Defenders of the Land is only one year old, but it has a bold ambition: to force Canada to honour historic treaties with Indigenous Peoples, and to sign and implement the United Nations Declaration on the Rights of Indigenous Peoples.

The non-binding UN declaration was passed 143 to 4 in September, 2007 in the UN’s General Assembly. Canada, Australia, New Zealand and the United States voted against it.

At the time, the Minister of Indian and Northern Affairs said the declaration was “inconsistent with the Canadian Constitution, the Charter, several acts of Parliament, and existing treaties.” Strahl cited problems with the wording regarding provisions on lands, territories, and resources.

Australia has since signed on to the declaration, but Canada still refuses on the grounds that it gives preferential rights to certain groups not accorded to others.

Diabo said this week is not about changing government policy however; it’s to inform the public about the daily problems faced by Aboriginals, “such as addictions, socio-economic problems, poverty, (and) poor water treatment,” he said. “Everyday Canadians aren’t told about what daily life is on the reserve– it is horrendous.”

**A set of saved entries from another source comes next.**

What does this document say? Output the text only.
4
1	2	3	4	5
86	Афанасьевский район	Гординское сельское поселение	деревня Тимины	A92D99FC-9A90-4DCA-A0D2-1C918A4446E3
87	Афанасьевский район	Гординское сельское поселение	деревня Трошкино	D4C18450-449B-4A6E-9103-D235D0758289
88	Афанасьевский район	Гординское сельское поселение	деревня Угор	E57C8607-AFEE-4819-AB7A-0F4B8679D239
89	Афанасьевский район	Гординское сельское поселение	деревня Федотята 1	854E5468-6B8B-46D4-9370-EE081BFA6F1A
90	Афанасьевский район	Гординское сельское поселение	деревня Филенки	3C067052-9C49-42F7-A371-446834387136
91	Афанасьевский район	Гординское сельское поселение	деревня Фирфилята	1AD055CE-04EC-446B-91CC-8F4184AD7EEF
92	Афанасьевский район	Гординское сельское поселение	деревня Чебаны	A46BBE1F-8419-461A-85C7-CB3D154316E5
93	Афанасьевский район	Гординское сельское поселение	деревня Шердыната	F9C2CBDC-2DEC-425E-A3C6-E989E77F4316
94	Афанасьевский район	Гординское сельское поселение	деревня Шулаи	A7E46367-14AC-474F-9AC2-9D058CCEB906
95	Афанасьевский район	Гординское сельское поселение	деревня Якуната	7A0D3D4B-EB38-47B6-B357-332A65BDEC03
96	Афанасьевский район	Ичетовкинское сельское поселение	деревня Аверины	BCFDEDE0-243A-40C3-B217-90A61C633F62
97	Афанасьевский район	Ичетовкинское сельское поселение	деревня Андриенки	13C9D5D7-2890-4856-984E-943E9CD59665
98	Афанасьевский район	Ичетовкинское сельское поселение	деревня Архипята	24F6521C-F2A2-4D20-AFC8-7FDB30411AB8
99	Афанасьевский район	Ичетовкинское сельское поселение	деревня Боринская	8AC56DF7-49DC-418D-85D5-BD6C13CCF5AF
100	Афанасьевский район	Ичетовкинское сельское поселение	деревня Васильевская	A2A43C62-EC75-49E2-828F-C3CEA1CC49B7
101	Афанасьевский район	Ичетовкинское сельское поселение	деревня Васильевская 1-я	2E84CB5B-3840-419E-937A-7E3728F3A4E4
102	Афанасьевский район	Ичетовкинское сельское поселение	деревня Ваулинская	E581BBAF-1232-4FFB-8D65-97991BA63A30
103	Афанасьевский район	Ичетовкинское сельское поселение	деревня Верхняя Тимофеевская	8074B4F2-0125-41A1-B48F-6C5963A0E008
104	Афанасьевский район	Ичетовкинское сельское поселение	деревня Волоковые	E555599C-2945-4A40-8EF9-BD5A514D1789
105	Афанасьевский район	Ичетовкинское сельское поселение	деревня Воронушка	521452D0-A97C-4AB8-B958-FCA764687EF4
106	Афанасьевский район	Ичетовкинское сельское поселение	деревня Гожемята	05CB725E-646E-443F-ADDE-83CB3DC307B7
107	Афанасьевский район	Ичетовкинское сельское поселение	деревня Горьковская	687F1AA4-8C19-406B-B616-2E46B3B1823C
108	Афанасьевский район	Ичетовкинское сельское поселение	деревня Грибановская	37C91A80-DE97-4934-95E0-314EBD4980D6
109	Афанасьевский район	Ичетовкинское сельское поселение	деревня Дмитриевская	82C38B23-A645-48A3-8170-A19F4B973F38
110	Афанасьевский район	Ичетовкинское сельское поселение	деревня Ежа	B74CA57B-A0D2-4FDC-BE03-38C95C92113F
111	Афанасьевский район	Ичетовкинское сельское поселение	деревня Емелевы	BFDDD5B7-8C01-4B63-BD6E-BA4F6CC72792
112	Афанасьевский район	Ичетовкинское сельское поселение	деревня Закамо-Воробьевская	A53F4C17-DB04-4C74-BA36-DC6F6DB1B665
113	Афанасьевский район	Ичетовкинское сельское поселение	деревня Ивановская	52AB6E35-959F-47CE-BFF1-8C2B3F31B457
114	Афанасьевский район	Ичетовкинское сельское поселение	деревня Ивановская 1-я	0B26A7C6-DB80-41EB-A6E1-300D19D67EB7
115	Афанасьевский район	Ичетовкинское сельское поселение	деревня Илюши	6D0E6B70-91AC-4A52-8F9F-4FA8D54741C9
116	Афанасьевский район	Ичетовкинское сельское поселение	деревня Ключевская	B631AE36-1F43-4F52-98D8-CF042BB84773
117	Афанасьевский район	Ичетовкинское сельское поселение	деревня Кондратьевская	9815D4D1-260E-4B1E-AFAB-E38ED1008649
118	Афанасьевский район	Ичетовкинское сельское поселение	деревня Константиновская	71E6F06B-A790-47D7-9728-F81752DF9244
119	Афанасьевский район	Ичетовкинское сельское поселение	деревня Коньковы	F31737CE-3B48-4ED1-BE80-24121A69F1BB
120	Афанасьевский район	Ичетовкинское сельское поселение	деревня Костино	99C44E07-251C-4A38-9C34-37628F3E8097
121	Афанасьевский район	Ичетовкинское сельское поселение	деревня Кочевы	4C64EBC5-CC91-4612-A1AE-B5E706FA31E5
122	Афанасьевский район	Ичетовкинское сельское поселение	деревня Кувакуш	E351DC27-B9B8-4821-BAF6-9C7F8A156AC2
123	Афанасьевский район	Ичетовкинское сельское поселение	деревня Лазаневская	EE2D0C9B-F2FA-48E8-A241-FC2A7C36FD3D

Reactions from non-Aboriginals were largely positive. One student from Concordia University who wanted to remain anonymous said after the Kahnawake tour, “the cool thing about the Iroquois is they have a strong sense of sovereignty in relation to what they want.”

An immigrant from Tunisia, Marouane Tlili said, “We have a lot to learn from them – the Mohawk and other communities close to nature – in this time of multiple crises. We need to be inspired by a different way of seeing life and people, ways that aren’t based on materials and domination.”